The nearest London Underground station is Westminster on the Circle, District and Jubilee lines.
A clock tower was built at Westminster in 1288, with the fine-money of Ralph Hengham, Chief Justice of the King's Bench.
The present tower was raised as a part of Charles Barry's design for a new palace, after the old Palace of Westminster was destroyed by fire on the night of 16 October 1834.
http://www.visitingdc.com/london/big-ben-picture.asp
The new Parliament was built in a Neo-gothic style. Although Barry was the chief architect of the Palace, he turned to Augustus Pugin for the design of the clock tower, which resembles earlier Pugin designs, including one for Scarisbrick Hall. The design for the Clock Tower was Pugin's last design before his final descent into madness and death, and Pugin himself wrote, at the time of Barry's last visit to him to collect the drawings: "I never worked so hard in my life for Mr Barry for tomorrow I render all the designs for finishing his bell tower & it is beautiful."The tower is designed in Pugin's celebrated Gothic Revival style, and is 96.3 metres (315.9 ft) high (roughly 16 stories).

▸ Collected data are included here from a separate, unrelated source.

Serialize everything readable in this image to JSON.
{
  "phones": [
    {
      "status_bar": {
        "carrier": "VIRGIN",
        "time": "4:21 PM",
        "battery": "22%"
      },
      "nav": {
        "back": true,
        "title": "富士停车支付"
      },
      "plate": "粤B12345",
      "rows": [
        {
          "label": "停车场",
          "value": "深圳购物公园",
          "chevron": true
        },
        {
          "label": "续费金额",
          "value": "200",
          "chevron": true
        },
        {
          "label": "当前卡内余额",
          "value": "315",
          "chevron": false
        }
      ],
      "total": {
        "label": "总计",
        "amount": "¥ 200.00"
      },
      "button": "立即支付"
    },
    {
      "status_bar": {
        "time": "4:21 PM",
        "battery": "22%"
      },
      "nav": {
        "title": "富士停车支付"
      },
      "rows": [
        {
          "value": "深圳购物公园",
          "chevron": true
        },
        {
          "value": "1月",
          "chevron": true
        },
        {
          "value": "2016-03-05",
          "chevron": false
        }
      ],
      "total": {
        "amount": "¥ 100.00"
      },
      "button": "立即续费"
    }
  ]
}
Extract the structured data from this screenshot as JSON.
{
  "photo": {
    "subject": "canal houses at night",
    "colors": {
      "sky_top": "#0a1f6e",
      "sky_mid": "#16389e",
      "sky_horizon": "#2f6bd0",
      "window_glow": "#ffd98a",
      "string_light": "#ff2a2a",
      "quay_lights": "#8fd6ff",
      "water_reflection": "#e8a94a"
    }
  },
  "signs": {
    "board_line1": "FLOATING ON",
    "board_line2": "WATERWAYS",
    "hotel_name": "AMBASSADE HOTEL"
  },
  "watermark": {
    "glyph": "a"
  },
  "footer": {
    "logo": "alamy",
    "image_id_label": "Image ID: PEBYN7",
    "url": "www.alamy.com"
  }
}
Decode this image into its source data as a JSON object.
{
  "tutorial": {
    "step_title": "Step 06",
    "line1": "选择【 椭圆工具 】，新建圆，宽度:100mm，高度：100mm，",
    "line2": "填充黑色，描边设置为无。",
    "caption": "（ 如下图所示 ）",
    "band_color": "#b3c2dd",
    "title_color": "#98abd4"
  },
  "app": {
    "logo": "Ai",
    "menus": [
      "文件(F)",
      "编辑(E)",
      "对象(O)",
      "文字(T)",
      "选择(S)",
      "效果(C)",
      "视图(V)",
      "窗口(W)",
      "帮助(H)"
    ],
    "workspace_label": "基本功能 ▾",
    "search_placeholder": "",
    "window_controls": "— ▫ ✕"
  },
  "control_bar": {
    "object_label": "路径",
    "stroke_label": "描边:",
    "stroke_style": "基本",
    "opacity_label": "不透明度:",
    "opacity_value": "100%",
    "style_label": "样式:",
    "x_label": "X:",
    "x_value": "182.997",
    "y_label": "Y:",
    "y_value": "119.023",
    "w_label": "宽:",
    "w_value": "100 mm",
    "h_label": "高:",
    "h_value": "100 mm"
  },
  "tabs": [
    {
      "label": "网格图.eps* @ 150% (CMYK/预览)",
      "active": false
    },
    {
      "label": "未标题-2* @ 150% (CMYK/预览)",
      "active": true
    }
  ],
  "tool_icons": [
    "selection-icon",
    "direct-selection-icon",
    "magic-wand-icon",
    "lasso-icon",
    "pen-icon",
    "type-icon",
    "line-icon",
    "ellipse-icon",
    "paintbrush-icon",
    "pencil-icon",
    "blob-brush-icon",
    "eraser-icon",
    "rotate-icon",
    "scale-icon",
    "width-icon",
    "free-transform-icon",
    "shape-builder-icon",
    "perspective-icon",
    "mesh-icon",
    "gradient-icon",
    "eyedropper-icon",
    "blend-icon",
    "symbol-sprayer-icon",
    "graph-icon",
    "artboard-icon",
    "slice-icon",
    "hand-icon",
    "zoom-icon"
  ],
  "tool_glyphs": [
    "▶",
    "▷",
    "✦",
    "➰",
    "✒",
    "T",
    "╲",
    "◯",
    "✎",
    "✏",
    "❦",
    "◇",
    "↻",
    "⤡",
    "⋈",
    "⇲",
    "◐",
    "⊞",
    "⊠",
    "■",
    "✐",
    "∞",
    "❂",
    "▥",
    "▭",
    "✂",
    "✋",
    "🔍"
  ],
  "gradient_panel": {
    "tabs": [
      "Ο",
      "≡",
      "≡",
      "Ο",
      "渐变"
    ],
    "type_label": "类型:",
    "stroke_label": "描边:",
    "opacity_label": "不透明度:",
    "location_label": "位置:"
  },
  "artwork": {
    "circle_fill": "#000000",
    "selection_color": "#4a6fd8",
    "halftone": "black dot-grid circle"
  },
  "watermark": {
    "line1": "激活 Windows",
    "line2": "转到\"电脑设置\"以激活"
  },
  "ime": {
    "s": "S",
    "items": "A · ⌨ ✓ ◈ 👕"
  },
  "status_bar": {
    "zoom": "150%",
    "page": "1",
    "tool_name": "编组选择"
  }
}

The bottom 61 metres (200 ft) of the Clock Tower's structure consists of brickwork with sand coloured Anston limestone cladding. The remainder of the tower's height is a framed spire of cast iron. The tower is founded on a 15-metre (49 ft) square raft, made of 3-metre (9.8 ft) thick concrete, at a depth of 4 metres (13 ft) below ground level. The four clock faces are 55 metres (180 ft) above ground. The interior volume of the tower is 4,650 cubic metres (164,200 cubic feet).
Despite being one of the world's most famous tourist attractions, the interior of the tower is not open to the general public due to security concerns,although from time to time press and other VIPs are granted access. However, the tower has no elevator, so those escorted must climb the 334 limestone stairs to the top.
Because of changes in ground conditions since construction (notably tunnelling for the Jubilee Line extension), the tower leans slightly to the north-west, by roughly 220 millimetres (8.66 in) at the clock face, giving an inclination of approximately 1/250. Due to thermal effects it oscillates annually by a few millimetres east and west.